Tantangan Disleksia dalam Program Literasi Numerasi Pemerintah
Ketika kita berbicara tentang literasi dan numerasi, kebanyakan dari kita langsung berpikir tentang kemampuan membaca dan berhitung kemampuan dasar yang tampak sederhana. Namun, bagi sebagian anak dengan disleksia, huruf dan angka adalah tantangan yang begitu rumit dan menakutkan. Di balik mereka yang berjuang dengan disleksia, literasi dan numerasi bukan hanya soal memahami kata atau angka, tetapi tentang mencari cara untuk 'membaca' dunia dengan cara yang unik.
Pemerintah telah meluncurkan berbagai program literasi dan numerasi sebagai upaya untuk meningkatkan kualitas pendidikan dasar di Indonesia. Program ini menargetkan keterampilan dasar membaca, menulis, dan berhitung yang sangat penting bagi keberhasilan akademik dan kesejahteraan anak-anak di masa depan. Namun, seringkali, anak-anak dengan disleksia atau kesulitan belajar spesifik lainnya belum sepenuhnya mendapat perhatian yang mereka butuhkan dalam program ini.
Disleksia adalah kondisi neurobiologis yang memengaruhi keterampilan bahasa, khususnya dalam membaca, mengeja, dan menulis. Disleksia bukanlah indikasi dari kurangnya kecerdasan atau ketekunan, tetapi lebih merupakan perbedaan dalam cara otak memproses informasi bahasa.
Penelitian yang dilakukan oleh Shaywitz (2003), seorang ahli disleksia dari Yale University, menunjukkan bahwa anak-anak dengan disleksia mengalami kesulitan pada area otak yang berhubungan dengan pengenalan fonem dan visualisasi kata. Ini membuat aktivitas seperti membaca terlihat lebih rumit, seolah huruf-huruf di depan mata mereka "menari" atau "berputar-putar."
Dalam konteks literasi numerasi, tantangan semakin meningkat. Program literasi berfokus pada kemampuan membaca dan menulis, sedangkan numerasi menitikberatkan pada kemampuan memahami angka dan konsep matematika dasar. Tetapi bagi anak-anak dengan disleksia, masalah dalam pengenalan pola huruf dan angka berarti bahwa upaya literasi dan numerasi ini perlu didekati dengan cara yang berbeda.
Anak dengan disleksia tidak hanya mengalami kesulitan dalam membaca tetapi juga dalam memahami angka. Penelitian yang dilakukan oleh Butterworth et al. (2011) menunjukkan bahwa anak-anak dengan disleksia memiliki kesulitan dalam memahami angka, seolah angka-angka tersebut adalah 'bahasa asing.'
Anak-anak ini sering kesulitan dalam mengenali simbol angka, menghitung, atau memahami operasi matematika dasar. Mereka mungkin memerlukan waktu lebih lama untuk mengolah informasi numerik, karena otak mereka memproses angka dengan cara yang berbeda.

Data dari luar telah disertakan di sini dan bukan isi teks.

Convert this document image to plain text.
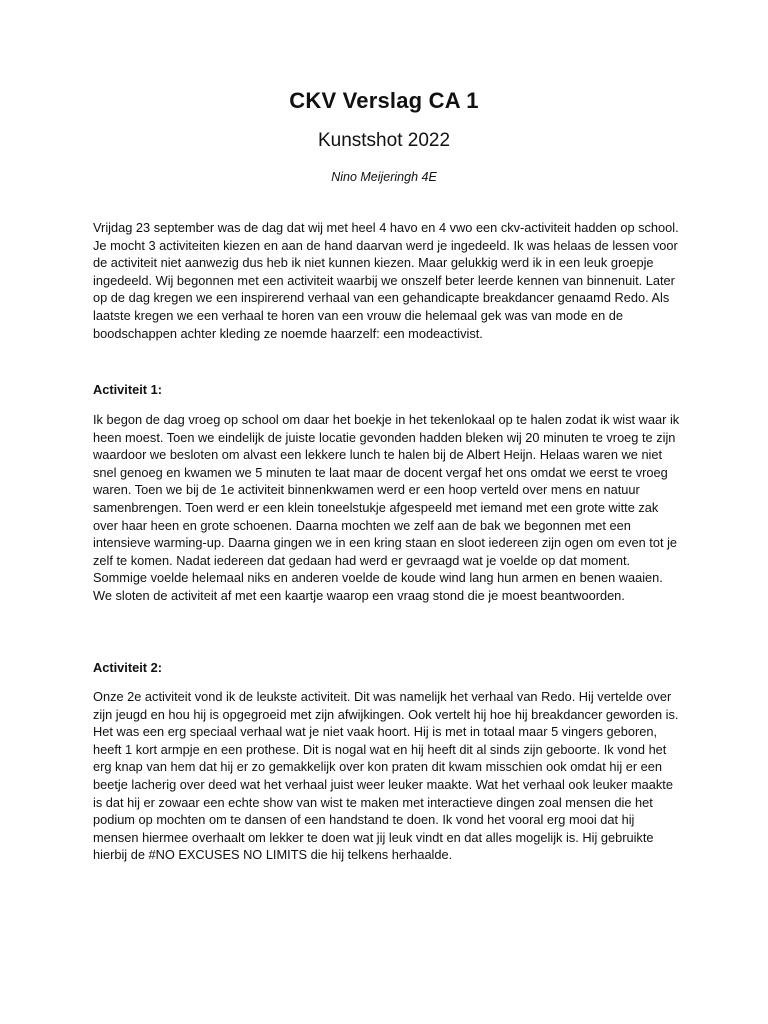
CKV Verslag CA 1
Kunstshot 2022
Nino Meijeringh 4E

Vrijdag 23 september was de dag dat wij met heel 4 havo en 4 vwo een ckv-activiteit hadden op school. Je mocht 3 activiteiten kiezen en aan de hand daarvan werd je ingedeeld. Ik was helaas de lessen voor de activiteit niet aanwezig dus heb ik niet kunnen kiezen. Maar gelukkig werd ik in een leuk groepje ingedeeld. Wij begonnen met een activiteit waarbij we onszelf beter leerde kennen van binnenuit. Later op de dag kregen we een inspirerend verhaal van een gehandicapte breakdancer genaamd Redo. Als laatste kregen we een verhaal te horen van een vrouw die helemaal gek was van mode en de boodschappen achter kleding ze noemde haarzelf: een modeactivist.

Activiteit 1:

Ik begon de dag vroeg op school om daar het boekje in het tekenlokaal op te halen zodat ik wist waar ik heen moest. Toen we eindelijk de juiste locatie gevonden hadden bleken wij 20 minuten te vroeg te zijn waardoor we besloten om alvast een lekkere lunch te halen bij de Albert Heijn. Helaas waren we niet snel genoeg en kwamen we 5 minuten te laat maar de docent vergaf het ons omdat we eerst te vroeg waren. Toen we bij de 1e activiteit binnenkwamen werd er een hoop verteld over mens en natuur samenbrengen. Toen werd er een klein toneelstukje afgespeeld met iemand met een grote witte zak over haar heen en grote schoenen. Daarna mochten we zelf aan de bak we begonnen met een intensieve warming-up. Daarna gingen we in een kring staan en sloot iedereen zijn ogen om even tot je zelf te komen. Nadat iedereen dat gedaan had werd er gevraagd wat je voelde op dat moment. Sommige voelde helemaal niks en anderen voelde de koude wind lang hun armen en benen waaien. We sloten de activiteit af met een kaartje waarop een vraag stond die je moest beantwoorden.

Activiteit 2:

Onze 2e activiteit vond ik de leukste activiteit. Dit was namelijk het verhaal van Redo. Hij vertelde over zijn jeugd en hou hij is opgegroeid met zijn afwijkingen. Ook vertelt hij hoe hij breakdancer geworden is. Het was een erg speciaal verhaal wat je niet vaak hoort. Hij is met in totaal maar 5 vingers geboren, heeft 1 kort armpje en een prothese. Dit is nogal wat en hij heeft dit al sinds zijn geboorte. Ik vond het erg knap van hem dat hij er zo gemakkelijk over kon praten dit kwam misschien ook omdat hij er een beetje lacherig over deed wat het verhaal juist weer leuker maakte. Wat het verhaal ook leuker maakte is dat hij er zowaar een echte show van wist te maken met interactieve dingen zoal mensen die het podium op mochten om te dansen of een handstand te doen. Ik vond het vooral erg mooi dat hij mensen hiermee overhaalt om lekker te doen wat jij leuk vindt en dat alles mogelijk is. Hij gebruikte hierbij de #NO EXCUSES NO LIMITS die hij telkens herhaalde.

Program literasi dan numerasi pemerintah, sayangnya, sering kali belum sepenuhnya menyesuaikan metode pengajarannya untuk anak-anak dengan disleksia. Pada titik ini, dukungan dari pemerintah dan para pendidik sangat dibutuhkan agar mereka tidak hanya berfokus pada hasil angka atau kata yang dihafalkan, tetapi lebih kepada pendekatan yang mendukung perkembangan cara berpikir dan memahami unik setiap anak.
Dalam rangka memaksimalkan potensi program literasi dan numerasi bagi anak-anak dengan disleksia, pelatihan bagi para guru adalah langkah yang sangat penting. Shaywitz (2003) menggarisbawahi pentingnya metode pengajaran multisensori, yang melibatkan penggunaan penglihatan, pendengaran, dan gerakan tangan dalam proses pembelajaran. Pendekatan multisensori terbukti dapat membantu anak-anak dengan disleksia dalam memahami pola kata dan angka.